I: Interaction with relevant information sources

Post no.3 in a 5-part series on basic conditions for expertise

Are you or the potential expert interfacing with relevant data? Is this the sort of data that an expert would plausibly engage? Note that merely encountering relevant sources is not sufficient. The expert needs to have paid attention to these sources, as the first example will illustrate.


You want to hire a graphic designer.

Bob and Maria are walking down a city street. Bob, a graphic design novice, pays no attention to the signs and advertisements along the side of the street, even though they are within his field of vision. Maria, an expert, pays full attention to these things. She notes the lack of spatial alignment amongst elements in the dry cleaner’s sign. As she passes a Louis Vuitton ad at the bus stop, she ogles the beautiful ball serifs of the Bauer Bodoni bold italic typeface (incidentally, my favorite font!). Color schemes, geometry, and visual flows all jump out at her as objects onto themselves.

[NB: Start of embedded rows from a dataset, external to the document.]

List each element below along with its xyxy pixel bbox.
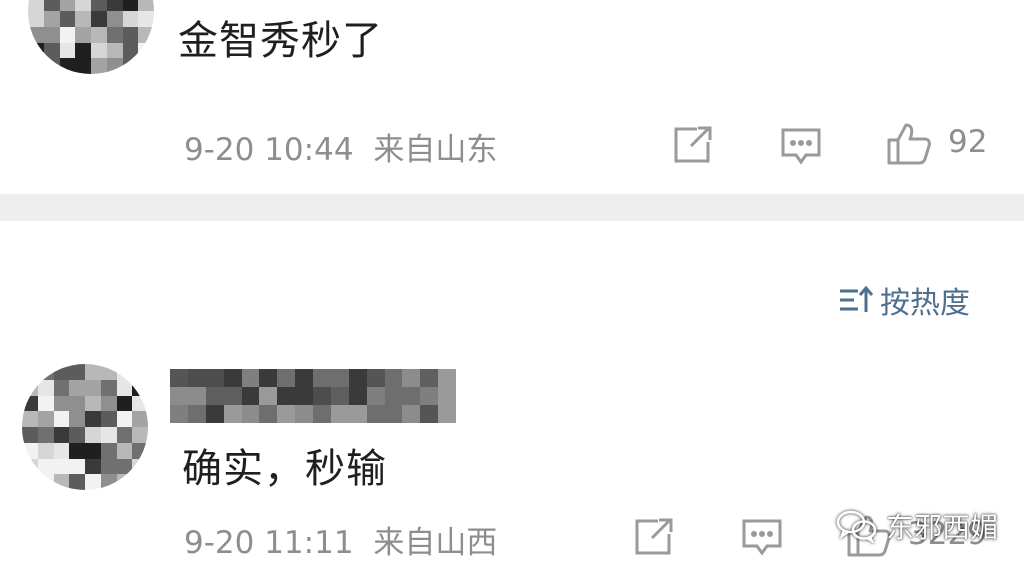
comment-meta: 9-20 10:44 来自山东 (184, 124, 497, 169)
comment-time: 9-20 10:44 (184, 132, 354, 168)
comment-text: 金智秀秒了 (178, 18, 383, 64)
sort-icon (838, 285, 874, 315)
avatar[interactable] (22, 364, 148, 490)
share-icon[interactable] (673, 126, 713, 164)
comment-time: 9-20 11:11 (184, 525, 354, 561)
comment-icon[interactable] (780, 127, 822, 167)
watermark: 东邪西媚 (836, 506, 998, 546)
sort-by-hot-button[interactable]: 按热度 (838, 278, 970, 322)
comment-icon[interactable] (741, 518, 783, 558)
avatar[interactable] (28, 0, 154, 74)
section-divider (0, 194, 1024, 221)
watermark-text: 东邪西媚 (886, 511, 999, 544)
comment-text: 确实，秒输 (182, 446, 387, 492)
comment-meta: 9-20 11:11 来自山西 (184, 517, 497, 562)
comment-location: 来自山西 (373, 525, 498, 561)
thumbs-up-icon[interactable] (886, 122, 932, 166)
username-blurred[interactable] (170, 369, 456, 423)
comment-location: 来自山东 (373, 132, 498, 168)
sort-label: 按热度 (880, 286, 970, 321)
like-count: 92 (948, 124, 988, 160)
share-icon[interactable] (634, 518, 674, 556)
wechat-icon (836, 509, 878, 543)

Who do you think has the better marker of expertise? Why?

Bob encounters relevant data, but does not engage it; Maria both encounters and engages relevant data. Hire Maria.

You want to learn how to fundraise.

Cassandra is a quantitative finance expert but a novice at fundraising. Jake is an expert at fundraising. Jake is constantly immersing himself in fundraising case studies, talking to other experts, and meeting with funders. Cassandra, on the other hand, interfaces with sources like mathematical models of markets.

Who do you think has the better marker of expertise? Why?

Cassandra does not interface with relevant enough information sources; Jake does do so. Consult Jake.

You want to improve the effectiveness of your team.

Brian is a Princeton academic who claims to be an expert in team effectiveness. The evidence: He has analyzed 1000 small family businesses and has been published multiple times in Science. Miranda does not claim to be an expert in team effectiveness, but several people have suggested that she might be. The evidence: she is the rare type of venture capitalist who formerly founded a successful startup, ran a large company, and now sits on nonprofits boards and invests in companies of all sizes (and has a winning track record doing so).

Who do you think has the better marker of expertise? Why?

Unless your organization is a small family business, Brian has probably not interfaced with relevant information sources. Miranda, on the other hand, has engaged a wide variety of organizations. There is a good chance that her ideas about team effectiveness might be higher quality, since she will likely have abstracted organization-general lessons from a more diverse sample. This is a more difficult case than the other two, but if faced with a decision between the two, I would consult Miranda instead of Brian.

Ways of assessing

I. Ask questions which will reveal what sorts of information they engage, such as:

a. “Tell me about individual cases in your management experience.” (For a manager you might hire)

b. “What sorts of things do you pay attention to when you’re at an event?” (For an event director)

c. “Roughly how many pieces do you edit in an average month?” (For an editor)

d. “Which papers would you recommend reading to understand the cutting edge in hyperbolic geometry?” (For an expert in hyperbolic geometry)

II. Find out whether they’ve been part of a job, program, or mentorship what would have given them strong samples of relevant information.

Caveat: Many jobs, programs, and mentorships don’t cause expertise-gains, so look for jobs, programs, and mentorships with a good track record of producing talented people.

III. See how fluently they can generate examples of phenomena in the domain. The more examples they can generate, the better.